Friday 11 January 2013

Peerless honesty



Alright, hands up. Who’s been consoling themselves after the return to the office (happy New Year, by the by!) with the Twitter hashtags, overlyhonestmethods and overlyhonestreivews? If you haven’t, may I recommend that you do so at once.

Are you back? Ok. The overlyhonestmethods tag, started by one bored postdoc with the post-Christmas blues, has grown, very fast, into a sort of mass online confessional. I’m sure, like me, you winced with recognition at some of the more candid reasons behind methodological choices - the sampling ones were particularly close to the bone when I think about my Masters dissertation. But I’m proposing to focus in this post on the overlyhonestreviews tag, and (gulp) put down some of my thoughts about peer review. 

Not to pat my own back, but I think this is pretty brave of me. As the scholarly communications system swirls with new ideas - business models, platforms, what it is that we even publish - peer review seems to be something of a lodestone. A fixed point that we can always return to, a characteristic of scholarly communications that simply cannot change. Researchers, in particular, are very keen on peer review, and in many of the open-access-type discussions I've been attending recently this has been a big theme. Peer review is non-negotiable.

And I think that the overlyhonestreviews tag on Twitter suggests some reasons why this uncritical approach mightn't be the right one. Let's start by saying that these 140-character reviews are funny because they contain a little grain of truth. I imagine we've all read papers (unpublished, and published too) where we've found the methods peculiar, the literature review partial at best, and struggled to see the connection between the modest results obtained and the spectacular conclusions drawn. These author-side problems are all highlighted in the stream of comments, with considerable humour in some cases. And they show peer review working as it should.

But there's another set of comments, with (I suspect) equal levels of truth, which is much more of a concern. A few media stories on overlyhonestmethods have picked up the theme that 'scientists are human too', and as we know, humans are not Made of Nice. This comes out in a subset of joke reviews which reveal the pettier aspects of the current system. You know what I'm talking about here. 'It's pretty good but you haven't cited me - REJECT'. 'Oh dear. You appear to have pre-empted the work I'm doing at the moment, making it virtually unpublishable - REJECT'. 'I met you once at a conference and you were annoying - REJECT'. 'This method was devised after 1990 so I've never heard of it - REJECT'. Or even 'This is a bad piece of science but you cite me and that's good for my h-index - ACCEPT!'. Others reference the power relations in research: 'This paper's so good that if I let it through you might become a threat to me - REJECT'. 'This is a pile of rubbish but I'm a first-time-reviewer who's slightly scared of you, so I'll ACCEPT'.

I'm not suggesting that any of this is routine, or even particularly common in scholarly publishing. There's a lot of exaggeration for comic effect. Nonetheless, that niggling grain of truth remains. Particularly when you consider that the outcome is most likely not an outright 'reject' but a round of time-consuming revisions to include the reviewer's extensive back catalogue, or to explain the method in words of one syllable to readers who have been using it for years. That's not a system which is functioning efficiently.

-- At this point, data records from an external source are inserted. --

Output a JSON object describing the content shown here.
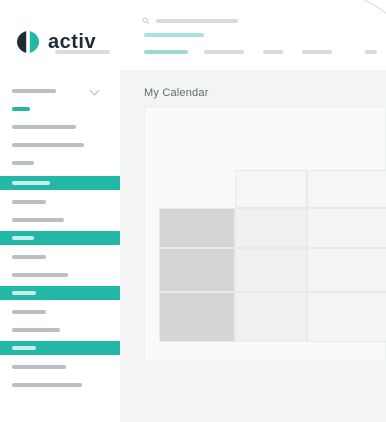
{
  "app": {
    "brand": "activ"
  },
  "page": {
    "title": "My Calendar"
  },
  "colors": {
    "accent": "#22b7a6",
    "sidebar_bg": "#ffffff",
    "main_bg": "#f3f4f4"
  },
  "icons": {
    "logo": "activ-logo-icon",
    "search": "search-icon",
    "chevron": "chevron-down-icon"
  },
  "sidebar": {
    "items": [
      {
        "type": "menu",
        "label": ""
      },
      {
        "type": "active",
        "label": ""
      },
      {
        "type": "menu",
        "label": ""
      },
      {
        "type": "menu",
        "label": ""
      },
      {
        "type": "menu",
        "label": ""
      },
      {
        "type": "group",
        "label": ""
      },
      {
        "type": "menu",
        "label": ""
      },
      {
        "type": "menu",
        "label": ""
      },
      {
        "type": "group",
        "label": ""
      },
      {
        "type": "menu",
        "label": ""
      },
      {
        "type": "menu",
        "label": ""
      },
      {
        "type": "group",
        "label": ""
      },
      {
        "type": "menu",
        "label": ""
      },
      {
        "type": "menu",
        "label": ""
      },
      {
        "type": "group",
        "label": ""
      },
      {
        "type": "menu",
        "label": ""
      },
      {
        "type": "menu",
        "label": ""
      }
    ]
  },
  "header": {
    "search_placeholder": "",
    "breadcrumb": "",
    "tabs": [
      {
        "label": "",
        "active": true
      },
      {
        "label": "",
        "active": false
      },
      {
        "label": "",
        "active": false
      },
      {
        "label": "",
        "active": false
      },
      {
        "label": "",
        "active": false
      }
    ]
  },
  "calendar": {
    "legend": [
      {
        "label": ""
      },
      {
        "label": ""
      },
      {
        "label": ""
      },
      {
        "label": ""
      }
    ]
  }
}
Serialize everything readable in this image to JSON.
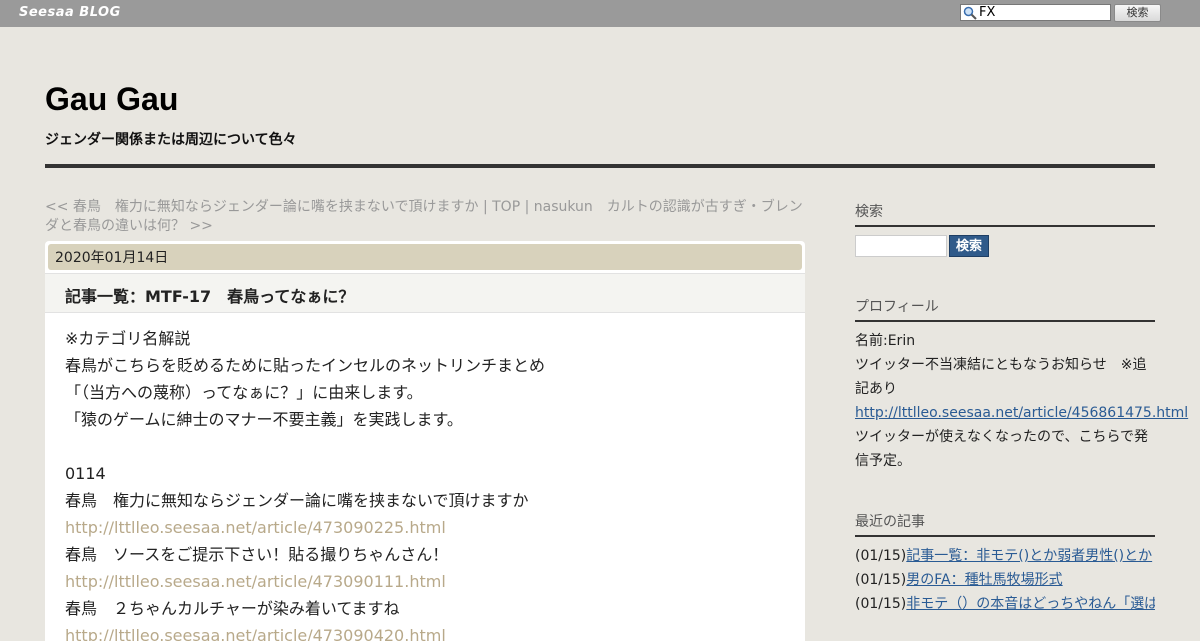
{
  "topbar": {
    "brand": "Seesaa BLOG",
    "search_value": "FX",
    "search_button": "検索"
  },
  "header": {
    "title": "Gau Gau",
    "description": "ジェンダー関係または周辺について色々"
  },
  "nav": {
    "prev": "<< 春鳥　権力に無知ならジェンダー論に嘴を挟まないで頂けますか",
    "sep1": " | ",
    "top": "TOP",
    "sep2": " | ",
    "next": "nasukun　カルトの認識が古すぎ・ブレンダと春鳥の違いは何？ >>"
  },
  "article": {
    "date": "2020年01月14日",
    "title": "記事一覧：MTF-17　春鳥ってなぁに？",
    "lines": [
      {
        "text": "※カテゴリ名解説",
        "link": false
      },
      {
        "text": "春鳥がこちらを貶めるために貼ったインセルのネットリンチまとめ",
        "link": false
      },
      {
        "text": "「（当方への蔑称）ってなぁに？」に由来します。",
        "link": false
      },
      {
        "text": "「猿のゲームに紳士のマナー不要主義」を実践します。",
        "link": false
      },
      {
        "text": "",
        "link": false
      },
      {
        "text": "0114",
        "link": false
      },
      {
        "text": "春鳥　権力に無知ならジェンダー論に嘴を挟まないで頂けますか",
        "link": false
      },
      {
        "text": "http://lttlleo.seesaa.net/article/473090225.html",
        "link": true
      },
      {
        "text": "春鳥　ソースをご提示下さい！貼る撮りちゃんさん！",
        "link": false
      },
      {
        "text": "http://lttlleo.seesaa.net/article/473090111.html",
        "link": true
      },
      {
        "text": "春鳥　２ちゃんカルチャーが染み着いてますね",
        "link": false
      },
      {
        "text": "http://lttlleo.seesaa.net/article/473090420.html",
        "link": true
      }
    ]
  },
  "sidebar": {
    "search_heading": "検索",
    "search_button": "検索",
    "profile_heading": "プロフィール",
    "profile_name": "名前:Erin",
    "profile_text1a": "ツイッター不当凍結にともなうお知らせ　※追",
    "profile_text1b": "記あり",
    "profile_link": "http://lttlleo.seesaa.net/article/456861475.html",
    "profile_text2a": "ツイッターが使えなくなったので、こちらで発",
    "profile_text2b": "信予定。",
    "recent_heading": "最近の記事",
    "recent": [
      {
        "date": "(01/15)",
        "title": "記事一覧：非モテ()とか弱者男性()とか"
      },
      {
        "date": "(01/15)",
        "title": "男のFA：種牡馬牧場形式"
      },
      {
        "date": "(01/15)",
        "title": "非モテ（）の本音はどっちやねん「選ばれたい/与えられたい」"
      }
    ]
  }
}
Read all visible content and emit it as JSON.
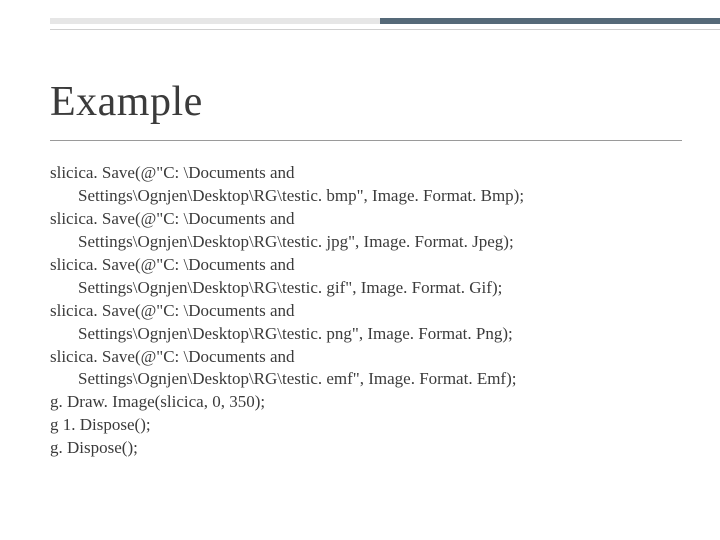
{
  "title": "Example",
  "code": {
    "l1a": "slicica. Save(@\"C: \\Documents and",
    "l1b": "Settings\\Ognjen\\Desktop\\RG\\testic. bmp\", Image. Format. Bmp);",
    "l2a": "slicica. Save(@\"C: \\Documents and",
    "l2b": "Settings\\Ognjen\\Desktop\\RG\\testic. jpg\", Image. Format. Jpeg);",
    "l3a": "slicica. Save(@\"C: \\Documents and",
    "l3b": "Settings\\Ognjen\\Desktop\\RG\\testic. gif\", Image. Format. Gif);",
    "l4a": "slicica. Save(@\"C: \\Documents and",
    "l4b": "Settings\\Ognjen\\Desktop\\RG\\testic. png\", Image. Format. Png);",
    "l5a": "slicica. Save(@\"C: \\Documents and",
    "l5b": "Settings\\Ognjen\\Desktop\\RG\\testic. emf\", Image. Format. Emf);",
    "l6": "g. Draw. Image(slicica, 0, 350);",
    "l7": "g 1. Dispose();",
    "l8": "g. Dispose();"
  }
}
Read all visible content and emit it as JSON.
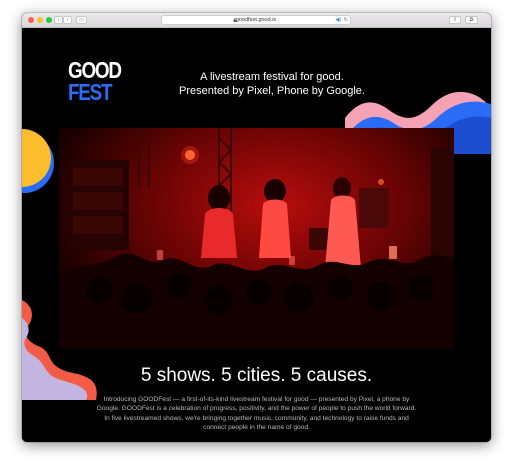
{
  "browser": {
    "url": "goodfest.good.is",
    "colors": {
      "close": "#fd5e57",
      "minimize": "#fdbc2e",
      "zoom": "#28c840"
    }
  },
  "page": {
    "logo": {
      "line1": "GOOD",
      "line2": "FEST"
    },
    "tagline": {
      "line1": "A livestream festival for good.",
      "line2": "Presented by Pixel, Phone by Google."
    },
    "hero_image": {
      "description_icon": "concert-stage-photo"
    },
    "headline": "5 shows. 5 cities. 5 causes.",
    "body": "Introducing GOODFest — a first-of-its-kind livestream festival for good — presented by Pixel, a phone by Google. GOODFest is a celebration of progress, positivity, and the power of people to push the world forward. In five livestreamed shows, we're bringing together music, community, and technology to raise funds and connect people in the name of good.",
    "colors": {
      "background": "#000000",
      "brand_blue": "#2a6cf6",
      "wave_pink": "#f5a3b4",
      "wave_orange": "#f25b45",
      "circle_yellow": "#fbbd2c",
      "blob_lavender": "#c3b4e0"
    }
  }
}
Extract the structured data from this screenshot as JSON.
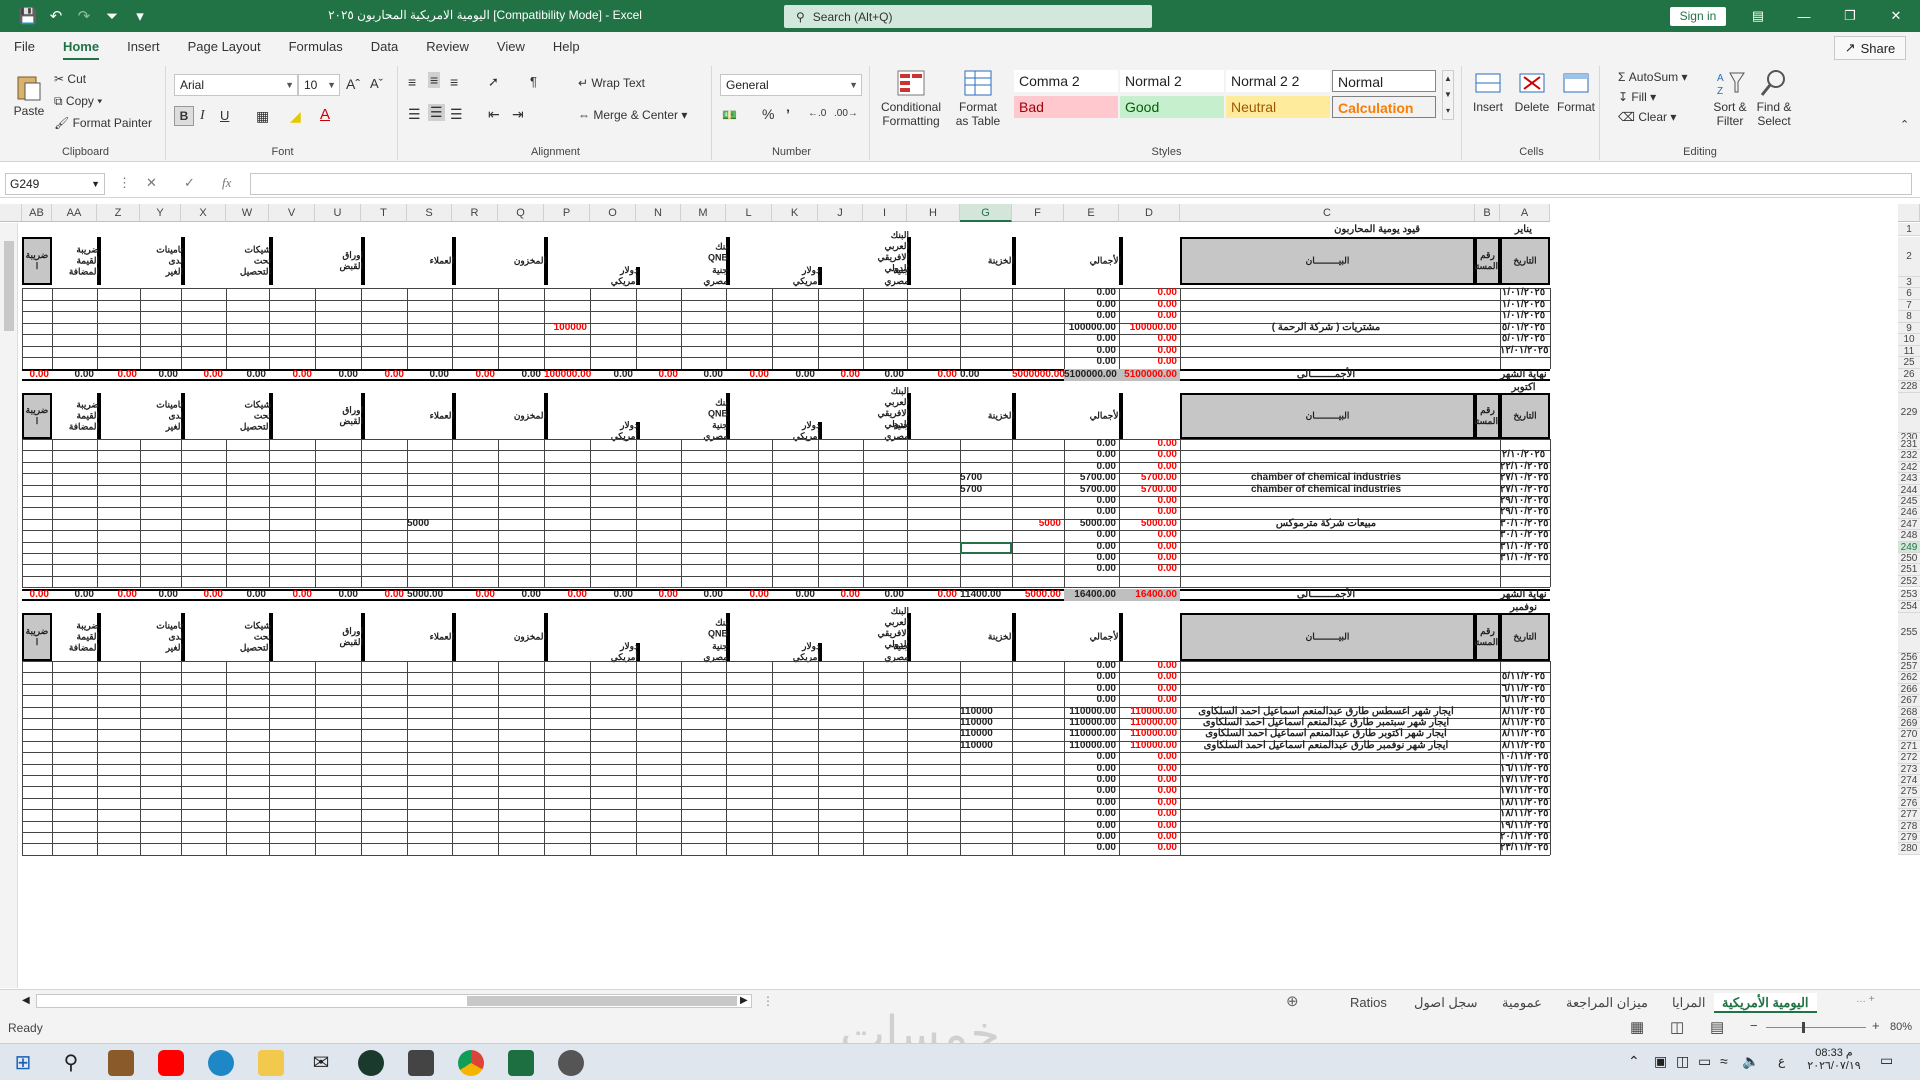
{
  "window": {
    "title": "اليومية الامريكية المحاربون ٢٠٢٥  [Compatibility Mode]  -  Excel",
    "search_placeholder": "Search (Alt+Q)",
    "signin": "Sign in"
  },
  "menu": [
    "File",
    "Home",
    "Insert",
    "Page Layout",
    "Formulas",
    "Data",
    "Review",
    "View",
    "Help"
  ],
  "share": "Share",
  "ribbon": {
    "clipboard": {
      "paste": "Paste",
      "cut": "Cut",
      "copy": "Copy",
      "format_painter": "Format Painter",
      "label": "Clipboard"
    },
    "font": {
      "name": "Arial",
      "size": "10",
      "label": "Font"
    },
    "alignment": {
      "wrap": "Wrap Text",
      "merge": "Merge & Center",
      "label": "Alignment"
    },
    "number": {
      "format": "General",
      "label": "Number"
    },
    "styles": {
      "conditional": "Conditional Formatting",
      "format_table": "Format as Table",
      "comma2": "Comma 2",
      "normal2": "Normal 2",
      "normal22": "Normal 2 2",
      "normal": "Normal",
      "bad": "Bad",
      "good": "Good",
      "neutral": "Neutral",
      "calculation": "Calculation",
      "label": "Styles"
    },
    "cells": {
      "insert": "Insert",
      "delete": "Delete",
      "format": "Format",
      "label": "Cells"
    },
    "editing": {
      "autosum": "AutoSum",
      "fill": "Fill",
      "clear": "Clear",
      "sort": "Sort & Filter",
      "find": "Find & Select",
      "label": "Editing"
    }
  },
  "formula_bar": {
    "name_box": "G249",
    "fx": "fx",
    "value": ""
  },
  "columns": [
    "AB",
    "AA",
    "Z",
    "Y",
    "X",
    "W",
    "V",
    "U",
    "T",
    "S",
    "R",
    "Q",
    "P",
    "O",
    "N",
    "M",
    "L",
    "K",
    "J",
    "I",
    "H",
    "G",
    "F",
    "E",
    "D",
    "C",
    "B",
    "A"
  ],
  "headers": {
    "date": "التاريخ",
    "doc": "رقم المستند",
    "desc": "البيـــــــــان",
    "total": "الأجمالي",
    "treasury": "الخزينة",
    "aaib": "البنك العربي الافريقي الدولي",
    "qnb": "بنك QNB",
    "egp": "جنية مصري",
    "usd": "دولار أمريكي",
    "inventory": "المخزون",
    "clients": "العملاء",
    "notes": "اوراق القبض",
    "cheques": "شيكات تحت التحصيل",
    "deposits": "تامينات لدى الغير",
    "vat": "ضريبة القيمة المضافة",
    "tax": "ضريبة ا"
  },
  "top_labels": {
    "r1a": "يناير",
    "r1c": "قيود يومية المحاربون",
    "r228": "اكتوبر",
    "r254": "نوفمبر",
    "month_end": "نهاية الشهر",
    "totals": "الأجمــــــــالى"
  },
  "section1": {
    "rows": [
      {
        "row": "6",
        "date": "١/٠١/٢٠٢٥",
        "d": "0.00",
        "e": "0.00"
      },
      {
        "row": "7",
        "date": "١/٠١/٢٠٢٥",
        "d": "0.00",
        "e": "0.00"
      },
      {
        "row": "8",
        "date": "١/٠١/٢٠٢٥",
        "d": "0.00",
        "e": "0.00"
      },
      {
        "row": "9",
        "date": "٥/٠١/٢٠٢٥",
        "desc": "مشتريات  ( شركة الرحمة )",
        "d": "100000.00",
        "e": "100000.00",
        "p": "100000"
      },
      {
        "row": "10",
        "date": "٥/٠١/٢٠٢٥",
        "d": "0.00",
        "e": "0.00"
      },
      {
        "row": "11",
        "date": "١٢/٠١/٢٠٢٥",
        "d": "0.00",
        "e": "0.00"
      },
      {
        "row": "25",
        "date": "",
        "d": "0.00",
        "e": "0.00"
      }
    ],
    "totals": {
      "d": "5100000.00",
      "e": "5100000.00",
      "f": "5000000.00",
      "g": "0.00",
      "p": "100000.00"
    }
  },
  "section2": {
    "rows": [
      {
        "row": "231",
        "date": "",
        "d": "0.00",
        "e": "0.00"
      },
      {
        "row": "232",
        "date": "٢/١٠/٢٠٢٥",
        "d": "0.00",
        "e": "0.00"
      },
      {
        "row": "242",
        "date": "٢٢/١٠/٢٠٢٥",
        "d": "0.00",
        "e": "0.00"
      },
      {
        "row": "243",
        "date": "٢٧/١٠/٢٠٢٥",
        "desc": "chamber of chemical industries",
        "d": "5700.00",
        "e": "5700.00",
        "g": "5700"
      },
      {
        "row": "244",
        "date": "٢٧/١٠/٢٠٢٥",
        "desc": "chamber of chemical industries",
        "d": "5700.00",
        "e": "5700.00",
        "g": "5700"
      },
      {
        "row": "245",
        "date": "٢٩/١٠/٢٠٢٥",
        "d": "0.00",
        "e": "0.00"
      },
      {
        "row": "246",
        "date": "٢٩/١٠/٢٠٢٥",
        "d": "0.00",
        "e": "0.00"
      },
      {
        "row": "247",
        "date": "٣٠/١٠/٢٠٢٥",
        "desc": "مبيعات شركة مترموكس",
        "d": "5000.00",
        "e": "5000.00",
        "f": "5000",
        "s": "5000"
      },
      {
        "row": "248",
        "date": "٣٠/١٠/٢٠٢٥",
        "d": "0.00",
        "e": "0.00"
      },
      {
        "row": "249",
        "date": "٣١/١٠/٢٠٢٥",
        "d": "0.00",
        "e": "0.00"
      },
      {
        "row": "250",
        "date": "٣١/١٠/٢٠٢٥",
        "d": "0.00",
        "e": "0.00"
      },
      {
        "row": "251",
        "date": "",
        "d": "0.00",
        "e": "0.00"
      },
      {
        "row": "252",
        "date": "",
        "d": "",
        "e": ""
      }
    ],
    "totals": {
      "d": "16400.00",
      "e": "16400.00",
      "f": "5000.00",
      "g": "11400.00",
      "p": "0.00",
      "s": "5000.00"
    }
  },
  "section3": {
    "rows": [
      {
        "row": "257",
        "date": "",
        "d": "0.00",
        "e": "0.00"
      },
      {
        "row": "262",
        "date": "٥/١١/٢٠٢٥",
        "d": "0.00",
        "e": "0.00"
      },
      {
        "row": "266",
        "date": "٦/١١/٢٠٢٥",
        "d": "0.00",
        "e": "0.00"
      },
      {
        "row": "267",
        "date": "٦/١١/٢٠٢٥",
        "d": "0.00",
        "e": "0.00"
      },
      {
        "row": "268",
        "date": "٨/١١/٢٠٢٥",
        "desc": "ايجار شهر اغسطس طارق عبدالمنعم اسماعيل احمد السلكاوى",
        "d": "110000.00",
        "e": "110000.00",
        "g": "110000"
      },
      {
        "row": "269",
        "date": "٨/١١/٢٠٢٥",
        "desc": "ايجار شهر سبتمبر طارق عبدالمنعم اسماعيل احمد السلكاوى",
        "d": "110000.00",
        "e": "110000.00",
        "g": "110000"
      },
      {
        "row": "270",
        "date": "٨/١١/٢٠٢٥",
        "desc": "ايجار شهر اكتوبر طارق عبدالمنعم اسماعيل احمد السلكاوى",
        "d": "110000.00",
        "e": "110000.00",
        "g": "110000"
      },
      {
        "row": "271",
        "date": "٨/١١/٢٠٢٥",
        "desc": "ايجار شهر نوفمبر طارق عبدالمنعم اسماعيل احمد السلكاوى",
        "d": "110000.00",
        "e": "110000.00",
        "g": "110000"
      },
      {
        "row": "272",
        "date": "١٠/١١/٢٠٢٥",
        "d": "0.00",
        "e": "0.00"
      },
      {
        "row": "273",
        "date": "١٦/١١/٢٠٢٥",
        "d": "0.00",
        "e": "0.00"
      },
      {
        "row": "274",
        "date": "١٧/١١/٢٠٢٥",
        "d": "0.00",
        "e": "0.00"
      },
      {
        "row": "275",
        "date": "١٧/١١/٢٠٢٥",
        "d": "0.00",
        "e": "0.00"
      },
      {
        "row": "276",
        "date": "١٨/١١/٢٠٢٥",
        "d": "0.00",
        "e": "0.00"
      },
      {
        "row": "277",
        "date": "١٨/١١/٢٠٢٥",
        "d": "0.00",
        "e": "0.00"
      },
      {
        "row": "278",
        "date": "١٩/١١/٢٠٢٥",
        "d": "0.00",
        "e": "0.00"
      },
      {
        "row": "279",
        "date": "٢٠/١١/٢٠٢٥",
        "d": "0.00",
        "e": "0.00"
      },
      {
        "row": "280",
        "date": "٢٣/١١/٢٠٢٥",
        "d": "0.00",
        "e": "0.00"
      }
    ]
  },
  "row_numbers_misc": {
    "r1": "1",
    "r2": "2",
    "r3": "3",
    "r26": "26",
    "r228": "228",
    "r229": "229",
    "r230": "230",
    "r253": "253",
    "r254": "254",
    "r255": "255",
    "r256": "256"
  },
  "sheet_tabs": [
    "اليومية الأمريكية",
    "المرايا",
    "ميزان المراجعة",
    "عمومية",
    "سجل اصول",
    "Ratios"
  ],
  "status": {
    "ready": "Ready",
    "zoom": "80%"
  },
  "clock": {
    "time": "08:33 م",
    "date": "٢٠٢٦/٠٧/١٩",
    "lang": "ع"
  },
  "watermark": "خمسات",
  "colors": {
    "excel_green": "#217346",
    "header_gray": "#c6c6c6",
    "red": "#ff0000"
  }
}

Of course, we're aware that peer review isn't perfect. Studies have looked at whether specific groups - young people, women, ethnic minorities - are unfairly disadvantaged. And there's been a long debate around the relative merits of single-blind, double-blind and open peer review. But I'm not aware of any studies which look at the underlying process of peer review - whether the attributes identified in the twitter stream are nonexistent, niche or widespread, and what that means for the content that makes up, broadly speaking, the scholarly literature.

You might argue that there are some experiments underway which could help move things on. Initiatives such as PLoS One, the altmetrics movement and a current study at the University of Tennessee looking at how researchers assign authority to scholarly outputs are all working within the same territory as peer review. To that, I would say that these experiments are primarily about assessing significance rather than quality. Most are working with outputs that either haven't been quality assured at all (blogs, for example etc) or those which have been formally published (journal articles) and have therefore already been through peer review to check they're technically sound. Indeed, this is the key aim of PLoS One, and the area where altmetrics probably have the strongest claim to usefulness (for now, at least).

So, we must assume that there are some - not many, but some - articles which are technically sound, but which don't ever make it through the peer review process to post-publication judgement because they've come up against the barriers outlined in the stream of tweets. And, that there are some - fewer, probably - articles which aren't technically sound but do make it through the peer review process, to be judged by readers only on their significance while the quality is taken as read.

Perhaps this isn't a great revelation. But my strong impression, on reading what started out as a lighthearted distraction from work, is that we really should look beyond the jokes to talk about this seriously. As governments, funders and researchers themselves press for changes in the way research is communicated - including sharing new types of work such as datasets - we should seize the opportunity to ask whether peer review is the only - or, indeed, the best - way to ensure that scholarly communication works effectively. I'm not saying that we have the answers. But we never will, unless we overcome our peer review taboo and start to ask the question.